Roselyne MAVUNGU

 

Synthèse sur les travaux et expériences en médiation du LAJP

Texte paru dans : Bulletin de liaison du LAJP, n°22, sept. 1997, pp. 82-88.

 

Aujourd'hui comme hier, l'Afrique est plurielle. Elle se caractérise par une pluralité de formes sociales, de différences ethniques ainsi qu'un agencement hiérarchisé. La justice aussi obéit à cette description notamment en ce que diverses pratiques ancestrales et des règles modernes régissent la vie du justiciable africain.

L'historique de la justice en Afrique fait apparaître deux systèmes distincts : un traditionnel et un moderne. A l'origine, la justice africaine était essentiellement fondée sur la négociation. Les conflits étaient réglés entre soi en vertu d'un principe qui veut que ceux qui ont causé le conflit soient responsables de sa résolution. Un effort social considérable était mis en oeuvre afin d'aboutir a un consensus ayant pour finalité la cohésion du groupe. L'organisation formelle de la recherche de la paix consistait en un maniement oral qu'Etienne Le Roy dénomme l'oralité juridique (Le Roy, 1986) et qu'il théorise en employant des catégories de l'histoire du droit grec : "Le premier temps est celui de la theoria", c'est-à-dire du défilé des faits et des situations. Le défilé (originellement la procession vers le temple d'Eleusis) peut être scandé de temps secondaires si le sens du litige fait l'objet d'une discussion. Le deuxième temps est celui de la crisis, comme moment révélateur et décisif dans l'évolution de la décision ou du conflit. Il peut être marqué de violence (symbolique) mais il permet, par la confrontation des enjeux, de déterminer les termes du compromis. Enfin, le dernier temps est le moment de la catharsis, c'est-à-dire de la purification et du retour à l'"ordre" non nécessairement à l'harmonie (Le Roy, 1986, 117-133).
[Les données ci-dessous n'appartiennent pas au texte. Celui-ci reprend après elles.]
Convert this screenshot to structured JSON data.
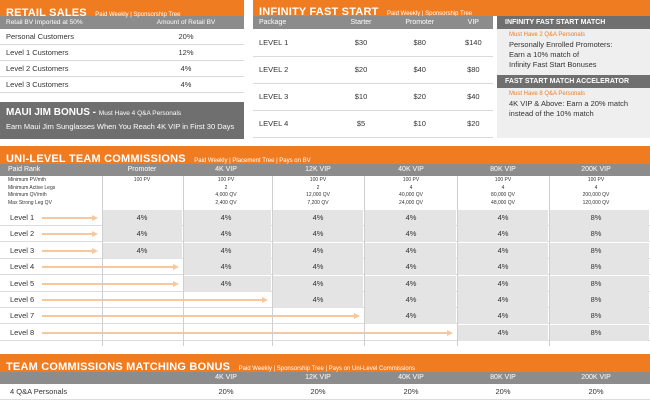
{
  "retail": {
    "title": "RETAIL SALES",
    "subtitle": "Paid Weekly | Sponsorship Tree",
    "col_left": "Retail BV Imported at 50%",
    "col_right": "Amount of Retail BV",
    "rows": [
      {
        "label": "Personal Customers",
        "value": "20%"
      },
      {
        "label": "Level 1 Customers",
        "value": "12%"
      },
      {
        "label": "Level 2 Customers",
        "value": "4%"
      },
      {
        "label": "Level 3 Customers",
        "value": "4%"
      }
    ]
  },
  "maui": {
    "title": "MAUI JIM BONUS -",
    "requirement": "Must Have 4 Q&A Personals",
    "text": "Earn Maui Jim Sunglasses When You Reach 4K VIP in First 30 Days"
  },
  "infinity": {
    "title": "INFINITY FAST START",
    "subtitle": "Paid Weekly | Sponsorship Tree",
    "headers": [
      "Package",
      "Starter",
      "Promoter",
      "VIP"
    ],
    "rows": [
      [
        "LEVEL 1",
        "$30",
        "$80",
        "$140"
      ],
      [
        "LEVEL 2",
        "$20",
        "$40",
        "$80"
      ],
      [
        "LEVEL 3",
        "$10",
        "$20",
        "$40"
      ],
      [
        "LEVEL 4",
        "$5",
        "$10",
        "$20"
      ]
    ],
    "match": {
      "title": "INFINITY FAST START MATCH",
      "requirement": "Must Have 2 Q&A Personals",
      "line1": "Personally Enrolled Promoters:",
      "line2": "Earn a 10% match of",
      "line3": "Infinity Fast Start Bonuses"
    },
    "accel": {
      "title": "FAST START MATCH ACCELERATOR",
      "requirement": "Must Have 8 Q&A Personals",
      "line1": "4K VIP & Above: Earn a 20% match",
      "line2": "instead of the 10% match"
    }
  },
  "unilevel": {
    "title": "UNI-LEVEL TEAM COMMISSIONS",
    "subtitle": "Paid Weekly | Placement Tree | Pays on BV",
    "paid_rank": "Paid Rank",
    "ranks": [
      "Promoter",
      "4K VIP",
      "12K VIP",
      "40K VIP",
      "80K VIP",
      "200K VIP"
    ],
    "req_labels": [
      "Minimum PV/mth",
      "Minimum Active Legs",
      "Minimum QV/mth",
      "Max Strong Leg QV"
    ],
    "requirements": [
      [
        "100 PV",
        "",
        "",
        ""
      ],
      [
        "100 PV",
        "2",
        "4,000 QV",
        "2,400 QV"
      ],
      [
        "100 PV",
        "2",
        "12,000 QV",
        "7,200 QV"
      ],
      [
        "100 PV",
        "4",
        "40,000 QV",
        "24,000 QV"
      ],
      [
        "100 PV",
        "4",
        "80,000 QV",
        "48,000 QV"
      ],
      [
        "100 PV",
        "4",
        "200,000 QV",
        "120,000 QV"
      ]
    ],
    "levels": [
      {
        "label": "Level 1",
        "values": [
          "4%",
          "4%",
          "4%",
          "4%",
          "4%",
          "8%"
        ]
      },
      {
        "label": "Level 2",
        "values": [
          "4%",
          "4%",
          "4%",
          "4%",
          "4%",
          "8%"
        ]
      },
      {
        "label": "Level 3",
        "values": [
          "4%",
          "4%",
          "4%",
          "4%",
          "4%",
          "8%"
        ]
      },
      {
        "label": "Level 4",
        "values": [
          "",
          "4%",
          "4%",
          "4%",
          "4%",
          "8%"
        ]
      },
      {
        "label": "Level 5",
        "values": [
          "",
          "4%",
          "4%",
          "4%",
          "4%",
          "8%"
        ]
      },
      {
        "label": "Level 6",
        "values": [
          "",
          "",
          "4%",
          "4%",
          "4%",
          "8%"
        ]
      },
      {
        "label": "Level 7",
        "values": [
          "",
          "",
          "",
          "4%",
          "4%",
          "8%"
        ]
      },
      {
        "label": "Level 8",
        "values": [
          "",
          "",
          "",
          "",
          "4%",
          "8%"
        ]
      }
    ]
  },
  "matching": {
    "title": "TEAM COMMISSIONS MATCHING BONUS",
    "subtitle": "Paid Weekly | Sponsorship Tree | Pays on Uni-Level Commissions",
    "ranks": [
      "4K VIP",
      "12K VIP",
      "40K VIP",
      "80K VIP",
      "200K VIP"
    ],
    "row_label": "4 Q&A Personals",
    "values": [
      "20%",
      "20%",
      "20%",
      "20%",
      "20%"
    ]
  },
  "colors": {
    "orange": "#f07c22",
    "gray_header": "#8c8c8c",
    "dark_header": "#6f6f6f",
    "arrow": "#f9c79d"
  }
}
L'ordre ainsi négocié par l'oralité juridique fondait le mode de résolution des conflits. Il n'impliquait pas prioritairement une contrainte extérieure ou la référence à la loi. Quelques fois les personnes invoquaient à l'appui de leurs allégations des propos d'un ancêtre mais elles n'étaient pas tenues de les retenir, plutôt d'en adapter la signification. Le désir de cohésion du groupe fondait l'autorité de la décision prise, créatrice d'un "droit" qui bien qu'oral, s'imposait à tous. Ce système concourait à une endo-régulation dans "le ventre du village" selon une expression wolof, qui allait subir des perturbations à deux reprises.

En premier lieu, les colonisateurs quelle que soit leur nationalité ont exporté leur conception de la justice vers une Afrique dont les modes de vie comme l'organisation sociale avaient subi des interactions islamiques et chrétiennes. Keba Mbaye écrit à ce sujet que "chaque colon avait ainsi transporté en Afrique les pratiques de son pays d'origine, souvent au mépris des institutions locales et sans l'avis des bénéficiaires" (Keba Mbaye, 1990, 290). Ces modes exogènes étaient inadaptés aux situations locales. La justice européenne avait introduit une méthode de régulation dont les caractéristiques étaient étrangères aux autochtones et qui s'imposait de manière autoritaire. Il en a résulté, poursuit le Viceprésident de la Cour Internationale de Justice de la Haye, que "les difficultés d'adaptation locale ont enfanté la théorie de la "spécialité législative" et ont eu pour résultat, la juxtaposition de deux justices, l'une indigène et l'autre métropolitaine." (Keba Mbaye, 1990).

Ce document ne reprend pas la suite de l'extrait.